While most UK workers are happy with how their employer is handing the transition to remote working during the Covid-19 outbreak, many fear a return to the status quo after lockdown.

The majority of UK workers (77%) feel employers are doing a good job at managing the remote work transition and 75% believe their manager trusts them to be productive, according to research commissioned by people analytics provider Visier. The study assessed attitudes of employees who are usually not allowed to work remotely or who only did so rarely prior to the Covid-19 outbreak.

The study suggests remote working has had a positive impact on staff who are working remotely for the first time. Nearly seven in ten workers (68%) feel they are either more productive or equally productive from home. And despite challenges many workers face with handling childcare and home schooling, 31% say work life balance has become easier since isolation began.

Only 31% say their employer has enforced new processes to check up on their output. However, 47% feel positive change in flexible working will be reversed after Covid-19, with employers returning to a limited and inflexible working from home policy after lockdown.

The poll analysed the remote working experiences of more than 1,000 people who are either not normally allowed to work from home or who do so no more than once per week on average.
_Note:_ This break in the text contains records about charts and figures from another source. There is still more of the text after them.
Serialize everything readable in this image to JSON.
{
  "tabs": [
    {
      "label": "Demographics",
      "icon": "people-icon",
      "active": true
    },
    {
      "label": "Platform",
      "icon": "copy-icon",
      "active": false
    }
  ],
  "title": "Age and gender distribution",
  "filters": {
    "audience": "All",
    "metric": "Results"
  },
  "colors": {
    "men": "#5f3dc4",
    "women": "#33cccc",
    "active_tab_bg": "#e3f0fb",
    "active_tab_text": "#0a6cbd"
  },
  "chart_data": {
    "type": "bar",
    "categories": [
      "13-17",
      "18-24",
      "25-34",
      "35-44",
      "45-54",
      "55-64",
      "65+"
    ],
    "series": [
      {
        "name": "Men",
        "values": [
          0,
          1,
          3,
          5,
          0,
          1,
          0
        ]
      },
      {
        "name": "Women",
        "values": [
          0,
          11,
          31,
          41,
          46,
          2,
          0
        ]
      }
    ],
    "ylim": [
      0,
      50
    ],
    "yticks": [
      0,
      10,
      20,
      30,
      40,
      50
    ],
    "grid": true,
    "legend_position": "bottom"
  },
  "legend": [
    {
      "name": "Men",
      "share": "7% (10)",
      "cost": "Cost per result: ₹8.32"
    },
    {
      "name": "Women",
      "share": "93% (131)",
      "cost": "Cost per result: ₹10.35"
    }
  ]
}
“Covid-19 has prompted the world’s biggest home working experiment. It has rapidly sped up the future of work, and will impact the way we think about work in the years to come. The worst thing that companies can do is ignore what they have learned about their workforce and how they like to operate. Companies who have resisted the new world of work until now have had their worlds turned upside down but there is a real opportunity for HR leaders to help them continue their digital transformation,” said Jan Schwarz, co-founder of Visier.